Soon, Smith started accompanying a trash collector on his rounds because the collector's clients gave him such wonderful treats.
"I told my wife that when I finished this house, she wouldn't have to move in anything but her clothes."
John Smith
In the early 1950s, the trash collector said he planned to leave the job and asked if Smith wanted to replace him.
So Smith bought a pickup and added trash collecting to his other jobs.
In the meantime, with help from his friends, he built his first home on what was then called Blackberry Hill.
"This whole hill was covered with woods in those days," Smith says. "I used to walk up here with my dog and sit and daydream about a home."
Friends at Southern Pacific installed the wiring and the windows for the home.
Smith said he started to abandon trash collecting several times, but that his customers were so good to him he just couldn't do it.
They even recruited enough new customers so that Smith was able to buy a new pickup.
Step by step, as his mother had taught him, Smith purchased new equipment. First it was another pickup, then a 1958 Ford truck.
By now he had licenses to haul garbage in both Siskiyou and Shasta counties.
On his fourth try, in 1970, his bid to pick up trash in the city of Mount Shasta was accepted, and he finally retired from his other jobs.
John Smith Sanitation now covers territory from the Shasta County line to the Weed Airport. He has been on the job for 27 years and has never missed a day's work.
Actually three of his sons are now responsible for the day-to-day operation of the company.
Charles is the business manager, and William and Jerry work on the trucks.
John and Willie Smith have 12 children: 10 boys and two girls, many of whom went to college with the money their parents saved for that purpose.
"When my kids were about five years old, I began taking them along on my route," Smith said. "I started them out picking up things like Coke bottles and taught them how to work. You're smart if you don't wait until your kids are 10 or 15 years old to teach them about work.The older my kids got, the more work I gave them to do."
His children surround Smith now on Blackberry Hill.

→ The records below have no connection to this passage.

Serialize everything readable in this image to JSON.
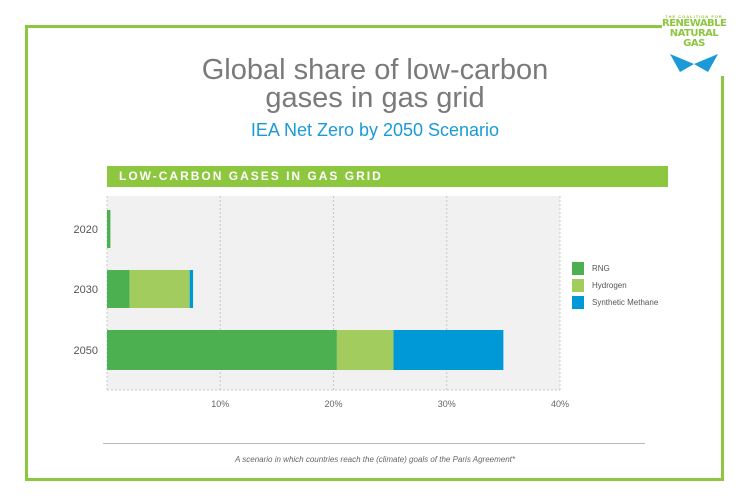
{
  "logo": {
    "line1": "THE COALITION FOR",
    "line2": "RENEWABLE",
    "line3": "NATURAL GAS"
  },
  "title_line1": "Global share of low-carbon",
  "title_line2": "gases in gas grid",
  "subtitle": "IEA Net Zero by 2050 Scenario",
  "footnote": "A scenario in which countries reach the (climate) goals of the Paris Agreement*",
  "chart_data": {
    "type": "bar",
    "orientation": "horizontal",
    "stacked": true,
    "title": "LOW-CARBON GASES IN GAS GRID",
    "categories": [
      "2020",
      "2030",
      "2050"
    ],
    "series": [
      {
        "name": "RNG",
        "color": "#4caf50",
        "values": [
          0.3,
          2.0,
          20.3
        ]
      },
      {
        "name": "Hydrogen",
        "color": "#a2cc5e",
        "values": [
          0,
          5.3,
          5.0
        ]
      },
      {
        "name": "Synthetic Methane",
        "color": "#0099d8",
        "values": [
          0,
          0.3,
          9.7
        ]
      }
    ],
    "xlim": [
      0,
      40
    ],
    "xticks": [
      10,
      20,
      30,
      40
    ],
    "xtick_labels": [
      "10%",
      "20%",
      "30%",
      "40%"
    ],
    "grid": true,
    "legend_position": "right"
  }
}
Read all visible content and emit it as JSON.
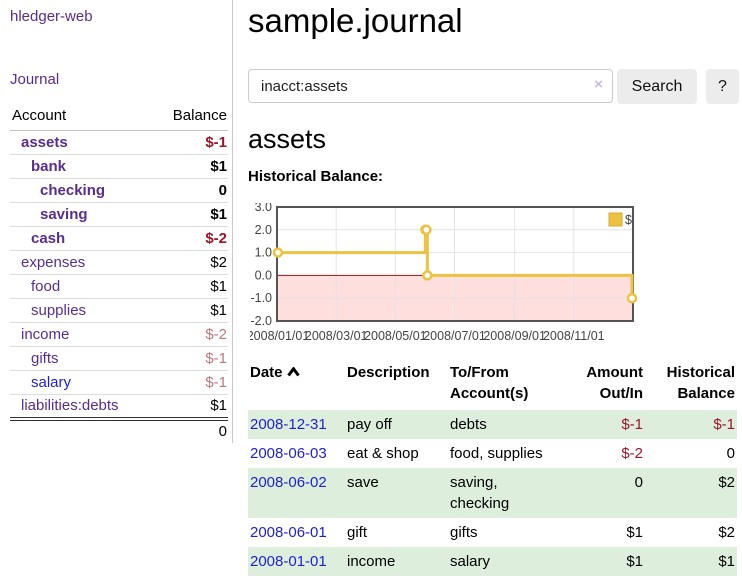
{
  "sidebar": {
    "app_title": "hledger-web",
    "journal_label": "Journal",
    "table": {
      "account_header": "Account",
      "balance_header": "Balance",
      "rows": [
        {
          "account": "assets",
          "balance": "$-1"
        },
        {
          "account": "bank",
          "balance": "$1"
        },
        {
          "account": "checking",
          "balance": "0"
        },
        {
          "account": "saving",
          "balance": "$1"
        },
        {
          "account": "cash",
          "balance": "$-2"
        },
        {
          "account": "expenses",
          "balance": "$2"
        },
        {
          "account": "food",
          "balance": "$1"
        },
        {
          "account": "supplies",
          "balance": "$1"
        },
        {
          "account": "income",
          "balance": "$-2"
        },
        {
          "account": "gifts",
          "balance": "$-1"
        },
        {
          "account": "salary",
          "balance": "$-1"
        },
        {
          "account": "liabilities:debts",
          "balance": "$1"
        }
      ],
      "total": "0"
    }
  },
  "header": {
    "title": "sample.journal"
  },
  "search": {
    "value": "inacct:assets",
    "clear_icon": "×",
    "button_label": "Search",
    "help_label": "?"
  },
  "account_page": {
    "heading": "assets",
    "chart_label": "Historical Balance:"
  },
  "chart_data": {
    "type": "line",
    "style": "step",
    "title": "Historical Balance",
    "series": [
      {
        "name": "$",
        "points": [
          {
            "date": "2008-01-01",
            "value": 1
          },
          {
            "date": "2008-06-01",
            "value": 2
          },
          {
            "date": "2008-06-02",
            "value": 2
          },
          {
            "date": "2008-06-03",
            "value": 0
          },
          {
            "date": "2008-12-31",
            "value": -1
          }
        ]
      }
    ],
    "x_range": [
      "2008-01-01",
      "2008-12-31"
    ],
    "ylim": [
      -2,
      3
    ],
    "y_ticks": [
      "3.0",
      "2.0",
      "1.0",
      "0.0",
      "-1.0",
      "-2.0"
    ],
    "x_ticks": [
      "2008/01/01",
      "2008/03/01",
      "2008/05/01",
      "2008/07/01",
      "2008/09/01",
      "2008/11/01"
    ],
    "legend": {
      "label": "$",
      "position": "top-right"
    },
    "grid": true,
    "colors": {
      "line": "#edc240",
      "marker_fill": "#ffffff",
      "negative_zone": "#ffdede",
      "zero_line": "#8b1a1a",
      "grid": "#e4e4e4",
      "border": "#545454",
      "tick_label": "#444444"
    }
  },
  "register": {
    "columns": {
      "date": "Date",
      "description": "Description",
      "accounts": "To/From Account(s)",
      "amount": "Amount Out/In",
      "balance": "Historical Balance"
    },
    "sort": "date ascending",
    "rows": [
      {
        "date": "2008-12-31",
        "description": "pay off",
        "accounts": "debts",
        "amount": "$-1",
        "balance": "$-1"
      },
      {
        "date": "2008-06-03",
        "description": "eat & shop",
        "accounts": "food, supplies",
        "amount": "$-2",
        "balance": "0"
      },
      {
        "date": "2008-06-02",
        "description": "save",
        "accounts": "saving, checking",
        "amount": "0",
        "balance": "$2"
      },
      {
        "date": "2008-06-01",
        "description": "gift",
        "accounts": "gifts",
        "amount": "$1",
        "balance": "$2"
      },
      {
        "date": "2008-01-01",
        "description": "income",
        "accounts": "salary",
        "amount": "$1",
        "balance": "$1"
      }
    ]
  },
  "colors": {
    "link_purple": "#5a2d91",
    "link_blue": "#1f1fd6",
    "negative_strong": "#9c1528",
    "negative_soft": "#c0777d",
    "row_green": "#ddeedd",
    "button_gray": "#ececec"
  }
}
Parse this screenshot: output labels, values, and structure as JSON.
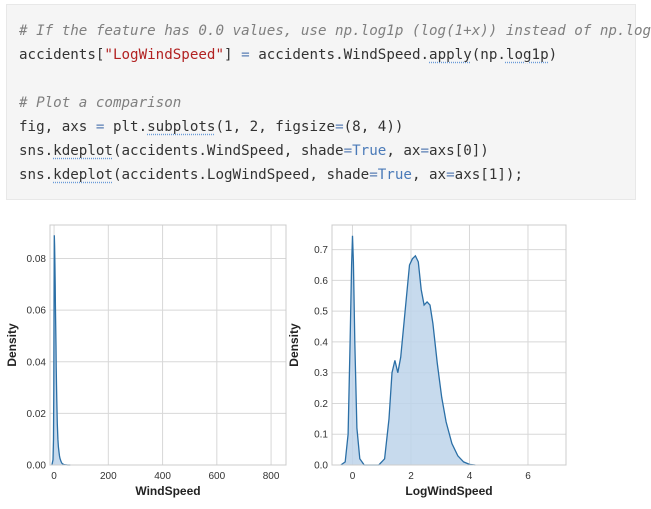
{
  "code_cell": {
    "lines": [
      [
        {
          "t": "# If the feature has 0.0 values, use np.log1p (log(1+x)) instead of np.log",
          "c": "comment"
        }
      ],
      [
        {
          "t": "accidents[",
          "c": ""
        },
        {
          "t": "\"LogWindSpeed\"",
          "c": "string"
        },
        {
          "t": "] ",
          "c": ""
        },
        {
          "t": "=",
          "c": "op"
        },
        {
          "t": " accidents.WindSpeed.",
          "c": ""
        },
        {
          "t": "apply",
          "c": "call"
        },
        {
          "t": "(np.",
          "c": ""
        },
        {
          "t": "log1p",
          "c": "call"
        },
        {
          "t": ")",
          "c": ""
        }
      ],
      [
        {
          "t": "",
          "c": ""
        }
      ],
      [
        {
          "t": "# Plot a comparison",
          "c": "comment"
        }
      ],
      [
        {
          "t": "fig, axs ",
          "c": ""
        },
        {
          "t": "=",
          "c": "op"
        },
        {
          "t": " plt.",
          "c": ""
        },
        {
          "t": "subplots",
          "c": "call"
        },
        {
          "t": "(1, 2, figsize",
          "c": ""
        },
        {
          "t": "=",
          "c": "op"
        },
        {
          "t": "(8, 4))",
          "c": ""
        }
      ],
      [
        {
          "t": "sns.",
          "c": ""
        },
        {
          "t": "kdeplot",
          "c": "call"
        },
        {
          "t": "(accidents.WindSpeed, shade",
          "c": ""
        },
        {
          "t": "=",
          "c": "op"
        },
        {
          "t": "True",
          "c": "kw"
        },
        {
          "t": ", ax",
          "c": ""
        },
        {
          "t": "=",
          "c": "op"
        },
        {
          "t": "axs[0])",
          "c": ""
        }
      ],
      [
        {
          "t": "sns.",
          "c": ""
        },
        {
          "t": "kdeplot",
          "c": "call"
        },
        {
          "t": "(accidents.LogWindSpeed, shade",
          "c": ""
        },
        {
          "t": "=",
          "c": "op"
        },
        {
          "t": "True",
          "c": "kw"
        },
        {
          "t": ", ax",
          "c": ""
        },
        {
          "t": "=",
          "c": "op"
        },
        {
          "t": "axs[1]);",
          "c": ""
        }
      ]
    ]
  },
  "colors": {
    "line": "#2b6fa6",
    "fill": "#bdd4ea",
    "grid": "#d8d8d8",
    "axis": "#cccccc",
    "tick_text": "#333333"
  },
  "chart_data": [
    {
      "type": "area",
      "xlabel": "WindSpeed",
      "ylabel": "Density",
      "xlim": [
        -15,
        855
      ],
      "ylim": [
        0,
        0.093
      ],
      "xticks": [
        0,
        200,
        400,
        600,
        800
      ],
      "yticks": [
        0.0,
        0.02,
        0.04,
        0.06,
        0.08
      ],
      "ytick_labels": [
        "0.00",
        "0.02",
        "0.04",
        "0.06",
        "0.08"
      ],
      "grid": true,
      "x": [
        -8,
        -4,
        -2,
        -1,
        0,
        1,
        2,
        3,
        4,
        5,
        6,
        7,
        8,
        9,
        10,
        12,
        14,
        16,
        18,
        20,
        22,
        25,
        28,
        32,
        36,
        40,
        50,
        60
      ],
      "y": [
        0.0,
        0.002,
        0.01,
        0.03,
        0.07,
        0.089,
        0.085,
        0.078,
        0.07,
        0.062,
        0.054,
        0.046,
        0.038,
        0.031,
        0.025,
        0.016,
        0.01,
        0.007,
        0.005,
        0.0035,
        0.0025,
        0.0015,
        0.0008,
        0.0004,
        0.0002,
        0.0001,
        0.0,
        0.0
      ]
    },
    {
      "type": "area",
      "xlabel": "LogWindSpeed",
      "ylabel": "Density",
      "xlim": [
        -0.7,
        7.3
      ],
      "ylim": [
        0,
        0.78
      ],
      "xticks": [
        0,
        2,
        4,
        6
      ],
      "yticks": [
        0.0,
        0.1,
        0.2,
        0.3,
        0.4,
        0.5,
        0.6,
        0.7
      ],
      "ytick_labels": [
        "0.0",
        "0.1",
        "0.2",
        "0.3",
        "0.4",
        "0.5",
        "0.6",
        "0.7"
      ],
      "grid": true,
      "x": [
        -0.4,
        -0.25,
        -0.15,
        -0.08,
        -0.03,
        0.0,
        0.03,
        0.08,
        0.15,
        0.25,
        0.4,
        0.6,
        0.9,
        1.1,
        1.25,
        1.35,
        1.45,
        1.55,
        1.65,
        1.8,
        1.95,
        2.05,
        2.15,
        2.25,
        2.35,
        2.45,
        2.55,
        2.65,
        2.75,
        2.9,
        3.05,
        3.2,
        3.4,
        3.6,
        3.8,
        4.0,
        4.2
      ],
      "y": [
        0.0,
        0.01,
        0.1,
        0.4,
        0.65,
        0.745,
        0.66,
        0.4,
        0.12,
        0.02,
        0.0,
        0.0,
        0.0,
        0.02,
        0.15,
        0.3,
        0.34,
        0.3,
        0.35,
        0.5,
        0.65,
        0.67,
        0.68,
        0.66,
        0.57,
        0.52,
        0.53,
        0.52,
        0.46,
        0.33,
        0.22,
        0.14,
        0.07,
        0.03,
        0.01,
        0.002,
        0.0
      ]
    }
  ]
}
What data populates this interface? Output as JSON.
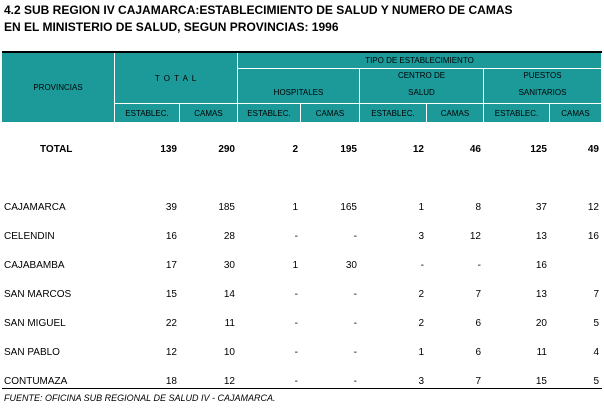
{
  "header": {
    "title_lines": [
      "4.2  SUB REGION IV CAJAMARCA:ESTABLECIMIENTO DE SALUD Y NUMERO DE CAMAS",
      "EN EL MINISTERIO DE SALUD, SEGUN PROVINCIAS: 1996"
    ]
  },
  "table": {
    "head": {
      "provincias": "PROVINCIAS",
      "total": "T O T A L",
      "tipo": "TIPO  DE  ESTABLECIMIENTO",
      "groups": [
        [
          "HOSPITALES"
        ],
        [
          "CENTRO DE",
          "SALUD"
        ],
        [
          "PUESTOS",
          "SANITARIOS"
        ]
      ],
      "sub": [
        "ESTABLEC.",
        "CAMAS",
        "ESTABLEC.",
        "CAMAS",
        "ESTABLEC.",
        "CAMAS",
        "ESTABLEC.",
        "CAMAS"
      ]
    },
    "total_row": [
      "TOTAL",
      139,
      290,
      2,
      195,
      12,
      46,
      125,
      49
    ],
    "rows": [
      [
        "CAJAMARCA",
        39,
        185,
        1,
        165,
        1,
        8,
        37,
        12
      ],
      [
        "CELENDIN",
        16,
        28,
        "-",
        "-",
        3,
        12,
        13,
        16
      ],
      [
        "CAJABAMBA",
        17,
        30,
        1,
        30,
        "-",
        "-",
        16,
        null
      ],
      [
        "SAN MARCOS",
        15,
        14,
        "-",
        "-",
        2,
        7,
        13,
        7
      ],
      [
        "SAN MIGUEL",
        22,
        11,
        "-",
        "-",
        2,
        6,
        20,
        5
      ],
      [
        "SAN PABLO",
        12,
        10,
        "-",
        "-",
        1,
        6,
        11,
        4
      ],
      [
        "CONTUMAZA",
        18,
        12,
        "-",
        "-",
        3,
        7,
        15,
        5
      ]
    ]
  },
  "footer": {
    "source": "FUENTE: OFICINA SUB REGIONAL DE SALUD IV - CAJAMARCA."
  }
}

Smith himself has built four homes there, and his family resides in most of them.
"We're a big family and we're close," he says. "I raised my kids to be close and they raised their kids to be that way. 'You may fight with others, but never among yourselves,' I've told them."
Smith gestures to the beautiful home behind him.
"I told my wife that when I finished this house, she wouldn't have to move in anything but her clothes," he says. "And that was what she did."
As for Smith's burning desire to be able to vote, he says most of the workers at Southern Pacific were Democrats but "there was one Republican who could sign you up to vote. My Grandfather had talked to me about Abraham Lincoln and how he freed the slaves. I know that most people say the Republican party is the rich man's party, but I liked it because Lincoln freed us and I was on his side."
The hour grows late and Smith grows pensive.
"I didn't just suddenly start wanting something," he says. "It grew in me from a kid. I've worked hard all my life, and now I like to spend a day fishing in Lake Shastina. I love to go out in my boat, cross my legs, and have a couple of beers. I don't even care if the fish bite. I love that. It's my peace of mind."